Modupe Adekogba,  Family Planning Advisor with Fistula Care Plus, a fistula project in Nigeria funded by USAID and managed by Engenderhealth, Mrs. Olajumoke Adekogba, said that during ante-natal visit, pregnant women are handed first-hand information about how healthy the mother and baby is.

“Ante-natal clinic will expose danger signs during pregnancy. Women are also taught the  importance of hospital delivery. There are a lot of things you would have prevented during this period like malaria in pregnancy and anaemia, etc” Adekogba added.

She urged pregnant women to go early to hospital to prevent obstructed labour which eventually leads to fistula. “When a woman delivers in hospital, problems are identified early and taken care of.  Emergency Caesarean section to save mother and child are done easily. In addition, you have a lot of experts that can rally round and give expertise advice.”

She also advised women to take up family planning which helps in child spacing as a strategy to reduce fistula, adding that, if there is adequate spacing of children, the woman will have time to recover from previous delivery.

“If a family is well planned, there will be less frequent pregnancy.  A woman that has access to information, education on child spacing will know that the benefits are more.  There is need to let the community leaders know about the benefit of child spacing. If they are involved, they will encourage their women and dispel all the myths and misconceptions about family planning.”

Prevention key to ending fistula – Experts

Separately, Clinical Associate, FistulaCare Plus,  Dr. Suleiman Zakariya, said 12,000 new cases of fistula are recorded in Nigeria annually.   According to him, this is in addition to the backlog of about 150,000 cases waiting to be treated.

“The most vulnerable group is the young, poor, rural women who are economically disadvantaged,” he stated.

Zachariya described fistula as a devastating medical condition that affects women of reproductive age, adding that prevention is key to ending it

While tracing the commonest cause of fistula  to prolonged obstructed labour, he said records had shown that prolonged obstructed labour accounts for more than 90 percent of all cases globally.

He explained that pregnant women should attend regular ante-natal clinic to end fistula.

“Pregnant women must deliver in  hospital under the supervision of trained medical personnel and that is a major factor in ending fistula.  There is also the need for couples to plan their delivery by identifying a hospital and making advance financial plans.

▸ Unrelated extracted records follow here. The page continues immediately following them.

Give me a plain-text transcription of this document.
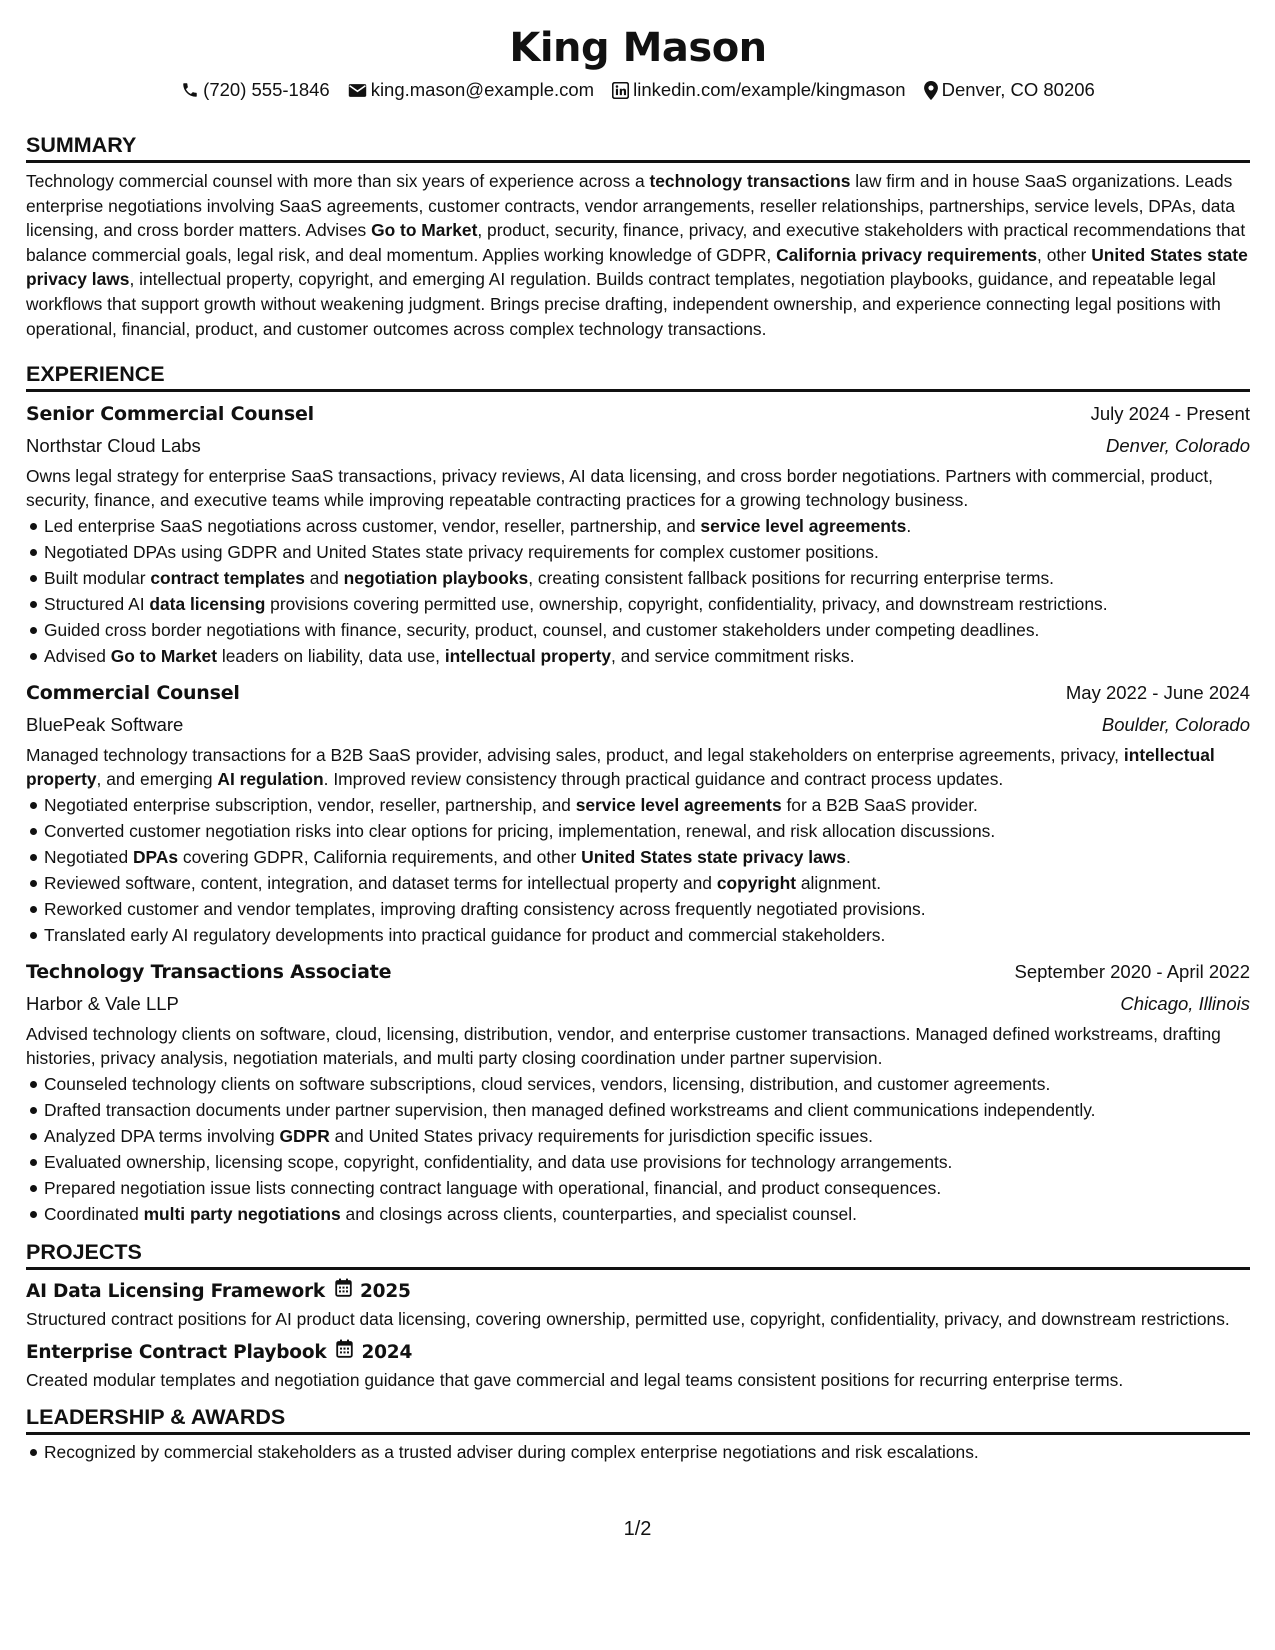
King Mason
(720) 555-1846 king.mason@example.com linkedin.com/example/kingmason Denver, CO 80206
SUMMARY
Technology commercial counsel with more than six years of experience across a technology transactions law firm and in house SaaS organizations. Leads enterprise negotiations involving SaaS agreements, customer contracts, vendor arrangements, reseller relationships, partnerships, service levels, DPAs, data licensing, and cross border matters. Advises Go to Market, product, security, finance, privacy, and executive stakeholders with practical recommendations that balance commercial goals, legal risk, and deal momentum. Applies working knowledge of GDPR, California privacy requirements, other United States state privacy laws, intellectual property, copyright, and emerging AI regulation. Builds contract templates, negotiation playbooks, guidance, and repeatable legal workflows that support growth without weakening judgment. Brings precise drafting, independent ownership, and experience connecting legal positions with operational, financial, product, and customer outcomes across complex technology transactions.
EXPERIENCE
Senior Commercial Counsel	July 2024 - Present
Northstar Cloud Labs	Denver, Colorado
Owns legal strategy for enterprise SaaS transactions, privacy reviews, AI data licensing, and cross border negotiations. Partners with commercial, product, security, finance, and executive teams while improving repeatable contracting practices for a growing technology business.
Led enterprise SaaS negotiations across customer, vendor, reseller, partnership, and service level agreements.
Negotiated DPAs using GDPR and United States state privacy requirements for complex customer positions.
Built modular contract templates and negotiation playbooks, creating consistent fallback positions for recurring enterprise terms.
Structured AI data licensing provisions covering permitted use, ownership, copyright, confidentiality, privacy, and downstream restrictions.
Guided cross border negotiations with finance, security, product, counsel, and customer stakeholders under competing deadlines.
Advised Go to Market leaders on liability, data use, intellectual property, and service commitment risks.
Commercial Counsel	May 2022 - June 2024
BluePeak Software	Boulder, Colorado
Managed technology transactions for a B2B SaaS provider, advising sales, product, and legal stakeholders on enterprise agreements, privacy, intellectual property, and emerging AI regulation. Improved review consistency through practical guidance and contract process updates.
Negotiated enterprise subscription, vendor, reseller, partnership, and service level agreements for a B2B SaaS provider.
Converted customer negotiation risks into clear options for pricing, implementation, renewal, and risk allocation discussions.
Negotiated DPAs covering GDPR, California requirements, and other United States state privacy laws.
Reviewed software, content, integration, and dataset terms for intellectual property and copyright alignment.
Reworked customer and vendor templates, improving drafting consistency across frequently negotiated provisions.
Translated early AI regulatory developments into practical guidance for product and commercial stakeholders.
Technology Transactions Associate	September 2020 - April 2022
Harbor & Vale LLP	Chicago, Illinois
Advised technology clients on software, cloud, licensing, distribution, vendor, and enterprise customer transactions. Managed defined workstreams, drafting histories, privacy analysis, negotiation materials, and multi party closing coordination under partner supervision.
Counseled technology clients on software subscriptions, cloud services, vendors, licensing, distribution, and customer agreements.
Drafted transaction documents under partner supervision, then managed defined workstreams and client communications independently.
Analyzed DPA terms involving GDPR and United States privacy requirements for jurisdiction specific issues.
Evaluated ownership, licensing scope, copyright, confidentiality, and data use provisions for technology arrangements.
Prepared negotiation issue lists connecting contract language with operational, financial, and product consequences.
Coordinated multi party negotiations and closings across clients, counterparties, and specialist counsel.
PROJECTS
AI Data Licensing Framework 2025
Structured contract positions for AI product data licensing, covering ownership, permitted use, copyright, confidentiality, privacy, and downstream restrictions.
Enterprise Contract Playbook 2024
Created modular templates and negotiation guidance that gave commercial and legal teams consistent positions for recurring enterprise terms.
LEADERSHIP & AWARDS
Recognized by commercial stakeholders as a trusted adviser during complex enterprise negotiations and risk escalations.
1/2
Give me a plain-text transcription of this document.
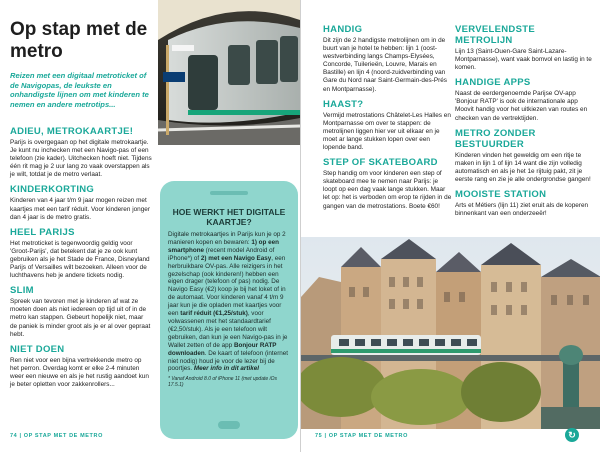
Op stap met de metro
Reizen met een digitaal metroticket of de Navigopas, de leukste en onhandigste lijnen om met kinderen te nemen en andere metrotips...
ADIEU, METROKAARTJE!
Parijs is overgegaan op het digitale metrokaartje. Je kunt nu inchecken met een Navigo-pas of een telefoon (zie kader). Uitchecken hoeft niet. Tijdens één rit mag je 2 uur lang zo vaak overstappen als je wilt, totdat je de metro verlaat.
KINDERKORTING
Kinderen van 4 jaar t/m 9 jaar mogen reizen met kaartjes met een tarif réduit. Voor kinderen jonger dan 4 jaar is de metro gratis.
HEEL PARIJS
Het metroticket is tegenwoordig geldig voor 'Groot-Parijs', dat betekent dat je ze ook kunt gebruiken als je het Stade de France, Disneyland Parijs of Versailles wilt bezoeken. Alleen voor de luchthavens heb je andere tickets nodig.
SLIM
Spreek van tevoren met je kinderen af wat ze moeten doen als niet iedereen op tijd uit of in de metro kan stappen. Gebeurt hopelijk niet, maar de paniek is minder groot als je er al over gepraat hebt.
NIET DOEN
Ren niet voor een bijna vertrekkende metro op het perron. Overdag komt er elke 2-4 minuten weer een nieuwe en als je het rustig aandoet kun je beter opletten voor zakkenrollers...
HOE WERKT HET DIGITALE KAARTJE?
Digitale metrokaartjes in Parijs kun je op 2 manieren kopen en bewaren: 1) op een smartphone (recent model Android of iPhone*) of 2) met een Navigo Easy, een herbruikbare OV-pas. Alle reizigers in het gezelschap (ook kinderen!) hebben een eigen drager (telefoon of pas) nodig. De Navigo Easy (€2) koop je bij het loket of in de automaat. Voor kinderen vanaf 4 t/m 9 jaar kun je die opladen met kaartjes voor een tarif réduit (€1,25/stuk), voor volwassenen met het standaardtarief (€2,50/stuk). Als je een telefoon wilt gebruiken, dan kun je een Navigo-pas in je Wallet zetten of de app Bonjour RATP downloaden. De kaart of telefoon (internet niet nodig) houd je voor de lezer bij de poortjes. Meer info in dit artikel
* Vanaf Android 8.0 of iPhone 11 (met update iOs 17.5.1)
74 | OP STAP MET DE METRO
HANDIG
Dit zijn de 2 handigste metrolijnen om in de buurt van je hotel te hebben: lijn 1 (oost-westverbinding langs Champs-Elysées, Concorde, Tuilerieën, Louvre, Marais en Bastille) en lijn 4 (noord-zuidverbinding van Gare du Nord naar Saint-Germain-des-Prés en Montparnasse).
HAAST?
Vermijd metrostations Châtelet-Les Halles en Montparnasse om over te stappen: de metrolijnen liggen hier ver uit elkaar en je moet ar lange stukken lopen over een lopende band.
STEP OF SKATEBOARD
Step handig om voor kinderen een step of skateboard mee te nemen naar Parijs: je loopt op een dag vaak lange stukken. Maar let op: het is verboden om erop te rijden in de gangen van de metrostations. Boete €60!
VERVELENDSTE METROLIJN
Lijn 13 (Saint-Ouen-Gare Saint-Lazare-Montparnasse), want vaak bomvol en lastig in te komen.
HANDIGE APPS
Naast de eerdergenoemde Parijse OV-app 'Bonjour RATP' is ook de internationale app Moovit handig voor het uitkiezen van routes en checken van de vertrektijden.
METRO ZONDER BESTUURDER
Kinderen vinden het geweldig om een ritje te maken in lijn 1 of lijn 14 want die zijn volledig automatisch en als je het 1e rijtuig pakt, zit je eerste rang en zie je alle ondergrondse gangen!
MOOISTE STATION
Arts et Métiers (lijn 11) ziet eruit als de koperen binnenkant van een onderzeeër!
75 | OP STAP MET DE METRO	↻
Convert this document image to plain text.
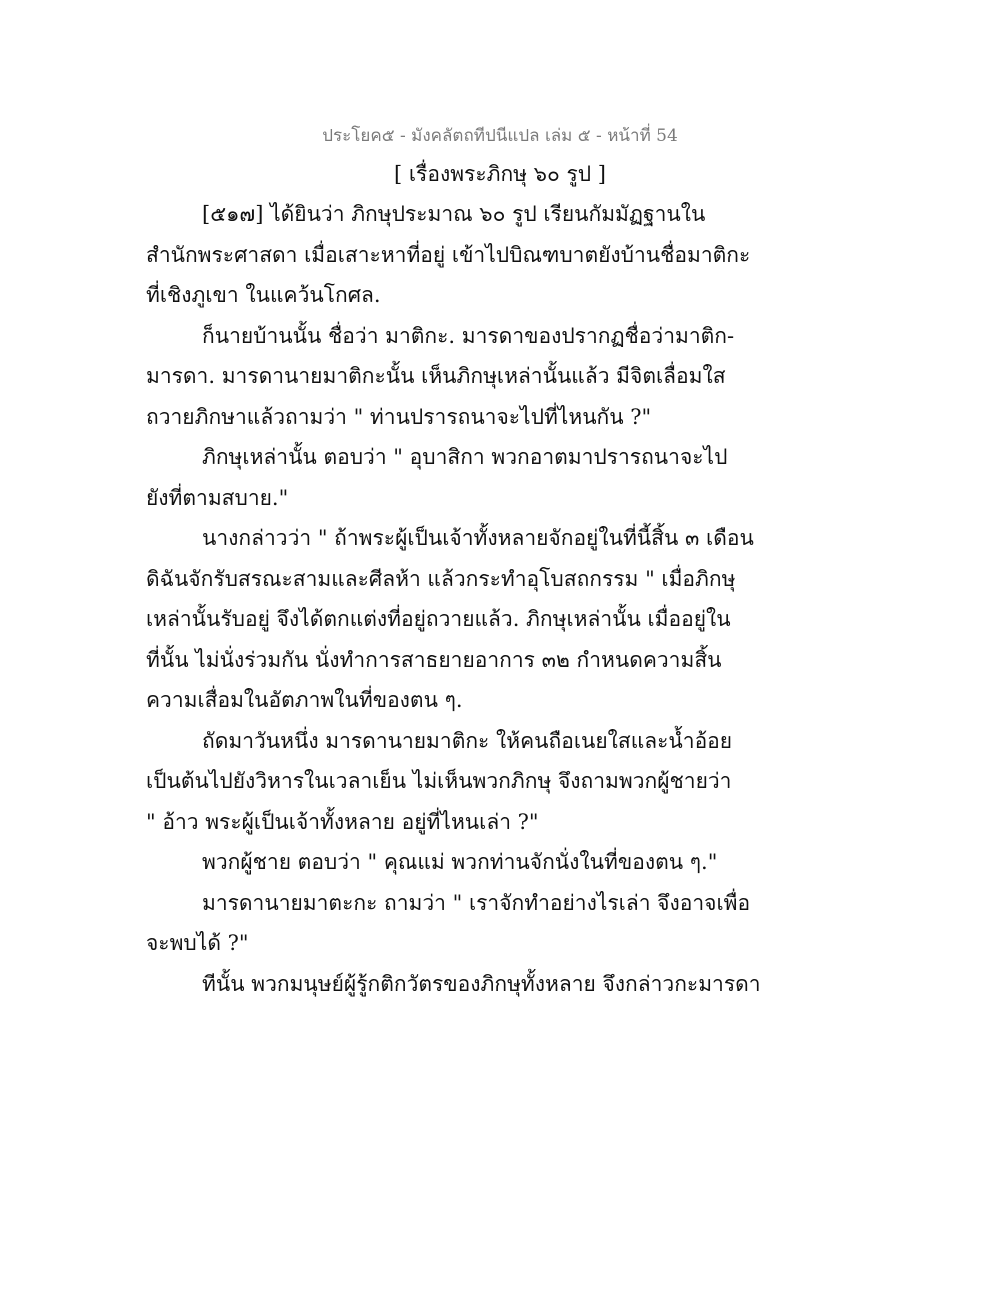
ประโยค๕ - มังคลัตถทีปนีแปล เล่ม ๕ - หน้าที่ 54
[ เรื่องพระภิกษุ ๖๐ รูป ]
[๕๑๗] ได้ยินว่า ภิกษุประมาณ ๖๐ รูป เรียนกัมมัฏฐานใน
สำนักพระศาสดา เมื่อเสาะหาที่อยู่ เข้าไปบิณฑบาตยังบ้านชื่อมาติกะ
ที่เชิงภูเขา ในแคว้นโกศล.
ก็นายบ้านนั้น ชื่อว่า มาติกะ. มารดาของปรากฏชื่อว่ามาติก-
มารดา. มารดานายมาติกะนั้น เห็นภิกษุเหล่านั้นแล้ว มีจิตเลื่อมใส
ถวายภิกษาแล้วถามว่า " ท่านปรารถนาจะไปที่ไหนกัน ?"
ภิกษุเหล่านั้น ตอบว่า " อุบาสิกา พวกอาตมาปรารถนาจะไป
ยังที่ตามสบาย."
นางกล่าวว่า " ถ้าพระผู้เป็นเจ้าทั้งหลายจักอยู่ในที่นี้สิ้น ๓ เดือน
ดิฉันจักรับสรณะสามและศีลห้า แล้วกระทำอุโบสถกรรม " เมื่อภิกษุ
เหล่านั้นรับอยู่ จึงได้ตกแต่งที่อยู่ถวายแล้ว. ภิกษุเหล่านั้น เมื่ออยู่ใน
ที่นั้น ไม่นั่งร่วมกัน นั่งทำการสาธยายอาการ ๓๒ กำหนดความสิ้น
ความเสื่อมในอัตภาพในที่ของตน ๆ.
ถัดมาวันหนึ่ง มารดานายมาติกะ ให้คนถือเนยใสและน้ำอ้อย
เป็นต้นไปยังวิหารในเวลาเย็น ไม่เห็นพวกภิกษุ จึงถามพวกผู้ชายว่า
" อ้าว พระผู้เป็นเจ้าทั้งหลาย อยู่ที่ไหนเล่า ?"
พวกผู้ชาย ตอบว่า " คุณแม่ พวกท่านจักนั่งในที่ของตน ๆ."
มารดานายมาตะกะ ถามว่า " เราจักทำอย่างไรเล่า จึงอาจเพื่อ
จะพบได้ ?"
ทีนั้น พวกมนุษย์ผู้รู้กติกวัตรของภิกษุทั้งหลาย จึงกล่าวกะมารดา
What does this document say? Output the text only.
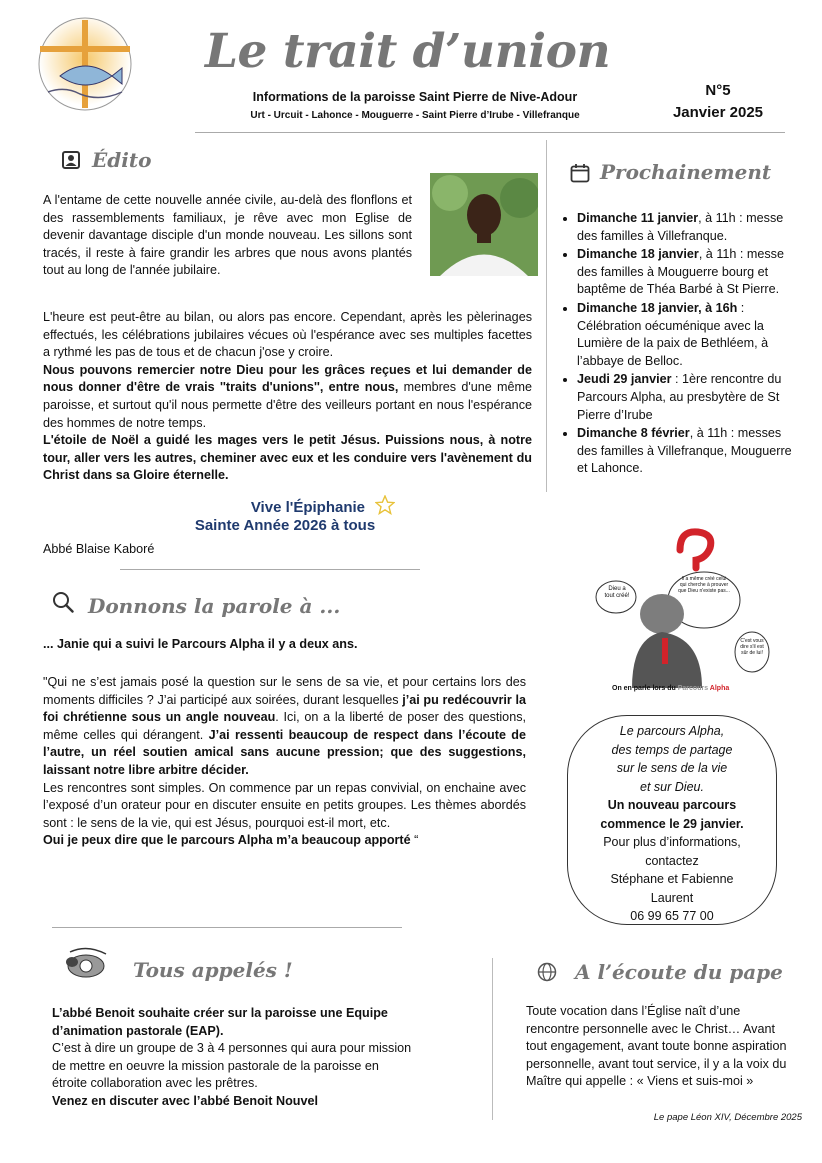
Le trait d’union
Informations de la paroisse Saint Pierre de Nive-Adour
Urt - Urcuit - Lahonce - Mouguerre - Saint Pierre d’Irube - Villefranque
N°5
Janvier 2025
Édito

A l'entame de cette nouvelle année civile, au-delà des flonflons et des rassemblements familiaux, je rêve avec mon Eglise de devenir davantage disciple d'un monde nouveau. Les sillons sont tracés, il reste à faire grandir les arbres que nous avons plantés tout au long de l'année jubilaire.

L'heure est peut-être au bilan, ou alors pas encore. Cependant, après les pèlerinages effectués, les célébrations jubilaires vécues où l'espérance avec ses multiples facettes a rythmé les pas de tous et de chacun j'ose y croire.

Nous pouvons remercier notre Dieu pour les grâces reçues et lui demander de nous donner d'être de vrais ''traits d'unions'', entre nous, membres d'une même paroisse, et surtout qu'il nous permette d'être des veilleurs portant en nous l'espérance des hommes de notre temps.

L'étoile de Noël a guidé les mages vers le petit Jésus. Puissions nous, à notre tour, aller vers les autres, cheminer avec eux et les conduire vers l'avènement du Christ dans sa Gloire éternelle.

Vive l'Épiphanie
Sainte Année 2026 à tous
Abbé Blaise Kaboré
Prochainement
• Dimanche 11 janvier, à 11h : messe des familles à Villefranque.
• Dimanche 18 janvier, à 11h : messe des familles à Mouguerre bourg et baptême de Théa Barbé à St Pierre.
• Dimanche 18 janvier, à 16h : Célébration oécuménique avec la Lumière de la paix de Bethléem, à l’abbaye de Belloc.
• Jeudi 29 janvier : 1ère rencontre du Parcours Alpha, au presbytère de St Pierre d’Irube
• Dimanche 8 février, à 11h : messes des familles à Villefranque, Mouguerre et Lahonce.
Dieu a tout créé!
Il a même créé celui qui cherche à prouver que Dieu n'existe pas...
C'est vous dire s'il est sûr de lui!
On en parle lors du Parcours Alpha
Le parcours Alpha,
des temps de partage
sur le sens de la vie
et sur Dieu.
Un nouveau parcours
commence le 29 janvier.
Pour plus d’informations,
contactez
Stéphane et Fabienne
Laurent
06 99 65 77 00
Donnons la parole à ...

... Janie qui a suivi le Parcours Alpha il y a deux ans.

"Qui ne s’est jamais posé la question sur le sens de sa vie, et pour certains lors des moments difficiles ? J’ai participé aux soirées, durant lesquelles j’ai pu redécouvrir la foi chrétienne sous un angle nouveau. Ici, on a la liberté de poser des questions, même celles qui dérangent. J’ai ressenti beaucoup de respect dans l’écoute de l’autre, un réel soutien amical sans aucune pression; que des suggestions, laissant notre libre arbitre décider.

Les rencontres sont simples. On commence par un repas convivial, on enchaine avec l’exposé d’un orateur pour en discuter ensuite en petits groupes. Les thèmes abordés sont : le sens de la vie, qui est Jésus, pourquoi est-il mort, etc.

Oui je peux dire que le parcours Alpha m’a beaucoup apporté “

Tous appelés !

L’abbé Benoit souhaite créer sur la paroisse une Equipe d’animation pastorale (EAP).

C’est à dire un groupe de 3 à 4 personnes qui aura pour mission de mettre en oeuvre la mission pastorale de la paroisse en étroite collaboration avec les prêtres.

Venez en discuter avec l’abbé Benoit Nouvel

A l’écoute du pape
Toute vocation dans l’Église naît d’une rencontre personnelle avec le Christ… Avant tout engagement, avant toute bonne aspiration personnelle, avant tout service, il y a la voix du Maître qui appelle : « Viens et suis-moi »
Le pape Léon XIV, Décembre 2025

“It is important for the hospital to  offer emergency obstetric care. Also community involvement is necessary in this fight because when the community is sensitised, they will do a lot to prevent fistula from happening”.

Zachariya added that nutrition can play a major role in preventing fistula even before a young girl becomes pregnant.

“Nutrition is a component of a good ante-natal care because ante-natal will encourage the pregnant women to eat well because the baby also requires good diet to develop and for the mother to boost her immunity”, the Clinical Associate said.

“But the link between nutrition and fistula usually happens during adolescent”

“The young mother is bound to have a lot of problems on how her bones, will develop in the body.   If the bones especially the pelvic bone, did not develop well there is no way it can support pregnancy. So such a person will have a lot of problems during pregnancy and labour”.

“Again, adequate nutrition cannot be ensured in our communities where we have social challenges. So eliminating social challenges will ensure a healthy outcome of pregnancy and child birth”.

He advised women to ensure they do not stay long in labour, adding that labour should not exceed 12 hours.

“When it goes beyond that, the woman needs to be checked and to determine the next line of action,” he stated.